# Money?



## anthony_rhymer

I'm thinking about moving to Thailand for 6 months to a year, I was just wandering about how much US currency it would take to support me for that time. Thanks to anyone that would help me out.

Anthony


----------



## synthia

Welcome to the expat forum, anthony.

The answer to your question depends on a lot of different factors. In five months I spent in Thailand this past winter, the baht went from 37 to the dollar to 32 to the dollar. After I left, it gained again, and for a brief time it was at just under 30 to the dollar.

Some parts of Thailand are more expensive than others. The beach will be more expensive, Bangkok will be more expensive, etc.

It also depends on how you want to live? Do you want a big western style condo? Or would you be happy with a small room in a guest house? Do you want to go out a lot? Do you drink a lot of beer? Will you want to eat western food most of the time? All these things drive costs up.

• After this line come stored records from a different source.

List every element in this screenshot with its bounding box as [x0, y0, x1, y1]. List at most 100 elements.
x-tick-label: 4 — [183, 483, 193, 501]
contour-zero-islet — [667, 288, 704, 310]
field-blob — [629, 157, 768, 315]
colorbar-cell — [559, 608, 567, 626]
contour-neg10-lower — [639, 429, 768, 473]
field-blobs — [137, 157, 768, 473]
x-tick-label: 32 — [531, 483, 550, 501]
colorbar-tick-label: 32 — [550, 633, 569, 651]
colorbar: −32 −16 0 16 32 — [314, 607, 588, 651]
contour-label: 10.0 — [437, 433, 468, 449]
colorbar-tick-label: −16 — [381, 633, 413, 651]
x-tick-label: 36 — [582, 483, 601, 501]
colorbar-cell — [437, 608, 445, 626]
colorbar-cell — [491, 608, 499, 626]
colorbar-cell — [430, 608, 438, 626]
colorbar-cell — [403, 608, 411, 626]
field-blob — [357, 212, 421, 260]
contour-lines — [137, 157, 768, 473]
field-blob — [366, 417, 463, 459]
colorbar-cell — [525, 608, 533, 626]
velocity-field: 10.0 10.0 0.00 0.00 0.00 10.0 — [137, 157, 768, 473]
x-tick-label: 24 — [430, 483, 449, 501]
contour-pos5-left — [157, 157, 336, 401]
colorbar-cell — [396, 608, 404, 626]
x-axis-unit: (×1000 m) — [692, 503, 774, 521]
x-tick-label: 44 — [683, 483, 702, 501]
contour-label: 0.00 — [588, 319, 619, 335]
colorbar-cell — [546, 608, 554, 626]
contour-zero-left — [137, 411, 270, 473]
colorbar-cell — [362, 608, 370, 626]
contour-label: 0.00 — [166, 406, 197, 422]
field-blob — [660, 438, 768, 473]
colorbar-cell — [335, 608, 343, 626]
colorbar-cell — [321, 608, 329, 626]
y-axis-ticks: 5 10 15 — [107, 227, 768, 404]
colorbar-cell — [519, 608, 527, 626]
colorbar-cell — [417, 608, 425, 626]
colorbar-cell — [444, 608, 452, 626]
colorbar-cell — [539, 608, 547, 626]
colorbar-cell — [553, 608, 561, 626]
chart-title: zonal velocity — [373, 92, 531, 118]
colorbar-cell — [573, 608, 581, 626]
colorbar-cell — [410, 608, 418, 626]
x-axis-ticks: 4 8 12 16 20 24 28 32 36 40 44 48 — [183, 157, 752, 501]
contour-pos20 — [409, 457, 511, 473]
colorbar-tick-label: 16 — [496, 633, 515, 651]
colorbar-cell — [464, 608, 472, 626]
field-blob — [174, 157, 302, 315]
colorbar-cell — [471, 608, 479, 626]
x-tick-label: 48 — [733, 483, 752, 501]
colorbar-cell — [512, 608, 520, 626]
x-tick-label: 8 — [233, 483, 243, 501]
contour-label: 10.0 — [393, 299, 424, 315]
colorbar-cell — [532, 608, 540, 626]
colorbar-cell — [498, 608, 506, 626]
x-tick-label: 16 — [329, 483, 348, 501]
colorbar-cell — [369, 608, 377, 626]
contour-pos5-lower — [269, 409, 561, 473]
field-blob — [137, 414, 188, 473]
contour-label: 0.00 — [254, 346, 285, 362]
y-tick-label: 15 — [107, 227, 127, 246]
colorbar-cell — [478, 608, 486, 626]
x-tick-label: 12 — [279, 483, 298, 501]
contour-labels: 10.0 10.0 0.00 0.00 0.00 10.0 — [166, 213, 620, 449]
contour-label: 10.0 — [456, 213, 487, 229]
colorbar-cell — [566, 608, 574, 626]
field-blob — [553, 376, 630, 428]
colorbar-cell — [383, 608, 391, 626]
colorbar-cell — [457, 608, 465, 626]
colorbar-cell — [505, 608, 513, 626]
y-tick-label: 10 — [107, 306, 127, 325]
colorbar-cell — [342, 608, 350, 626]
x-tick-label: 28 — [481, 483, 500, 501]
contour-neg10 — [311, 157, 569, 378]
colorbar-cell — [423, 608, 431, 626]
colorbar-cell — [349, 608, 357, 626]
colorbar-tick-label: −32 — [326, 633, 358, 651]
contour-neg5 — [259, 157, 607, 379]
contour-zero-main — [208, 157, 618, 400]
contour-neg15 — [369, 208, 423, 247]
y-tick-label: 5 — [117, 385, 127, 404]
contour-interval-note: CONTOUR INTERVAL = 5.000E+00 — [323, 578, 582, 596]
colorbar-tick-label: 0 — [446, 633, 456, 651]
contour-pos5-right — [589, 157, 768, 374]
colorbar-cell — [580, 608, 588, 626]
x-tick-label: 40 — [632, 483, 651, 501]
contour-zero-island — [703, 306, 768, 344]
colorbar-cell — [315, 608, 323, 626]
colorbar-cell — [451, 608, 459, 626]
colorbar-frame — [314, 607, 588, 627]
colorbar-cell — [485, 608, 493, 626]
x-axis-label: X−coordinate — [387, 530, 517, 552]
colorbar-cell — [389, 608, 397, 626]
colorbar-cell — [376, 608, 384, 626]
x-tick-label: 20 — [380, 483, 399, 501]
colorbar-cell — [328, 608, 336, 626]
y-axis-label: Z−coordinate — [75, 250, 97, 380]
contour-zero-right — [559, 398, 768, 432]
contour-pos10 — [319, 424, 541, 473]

And then there is the Thai 'girlfriend' expense.


----------



## anthony_rhymer

ok, I'll be going to train in Muay Thai (but I already know the gym cost), I will probobly be living around Phuket, I'd be happy living in a small room in a guest house and I don't mind living without Airconditioning (I'm not sure if I will stay in the gyms accomodations or find my own before I go, because I plan on staying longer than most gyms are used to housing someone), i'd go out one or two nights a week at first and might go out more after I've been their a while, I'd drink a moderate amount of beer, and I'd be fine eating Thai food most of the time. And no 'girlfriend'. Thanks

Anthony


----------



## chicowoodduck

Anthony, I concur with Synthia, just depends on your lifestyle and the exchange rate of the baht. It sounds like you are not planning on being an extra on the "Lifestyles of the Rich and Famous," so you should be okay. Don't forget to factor in possible health care, dental costs, etc., as well. Those would be filed under "rainy day" expenses that can and will pop-up. Oh, and make sure you have a roundtrip ticket, just in case you crash because of lack of cash and need to exit stage left. 

Good luck!


----------



## synthia

Phuket is more expensive than other parts of Thailand. I spent a week at Kata Beach, and I thought everything was a minimum of 50% more expensive than in Chiang Mai. I think even a very basic room will cost $10-12 per night.


----------



## oddball

synthia said:


> Phuket is more expensive than other parts of Thailand. I spent a week at Kata Beach, and I thought everything was a minimum of 50% more expensive than in Chiang Mai. I think even a very basic room will cost $10-12 per night.


The cheapest way for accomodation that i found was in a Thai apartment complex , but you need a Thai to sign for you , it was less than half the cost of a guest house where i got a 25% discount when i paid a month up front . It contained a bed ( no mattress ) clothes closet , inside western toilet and a small balcony , A/C , there were washing facilities downstairs plus a pure water dispenser at minimal cost , B2 per litre .Rent was B3,900 plus utilities , came to under B4.500 per month .Colin


----------



## synthia

Where was this? I think quite reasonable one bedroom furnished apartments with air-con and a pool went for B5500 per month, three months minimum (and maybe in advance) in Chiang Mai, off the road out to the university.

If you have a lump sum you can frequently get a better deal if you pay for several months in advance.


----------



## oddball

synthia said:


> Where was this? I think quite reasonable one bedroom furnished apartments with air-con and a pool went for B5500 per month, three months minimum (and maybe in advance) in Chiang Mai, off the road out to the university.
> 
> If you have a lump sum you can frequently get a better deal if you pay for several months in advance.


 That was in Bankok at the bottom end of Suhkumvit soi 22 , behind eau ammon apartment complex , i only gave it up at the beginning of this year as i decided to stay in Cambodia . I kept it as a year round project as that was still cheaper than renting at a guest house for 6 months and i got to keep all of my appliances , micro , 29'' TV ,small stove , sandwich maker etc , plus clothes etc , so only needed to carry minimal things on the plane .Colin


----------



## synthia

That really was a good deal.


----------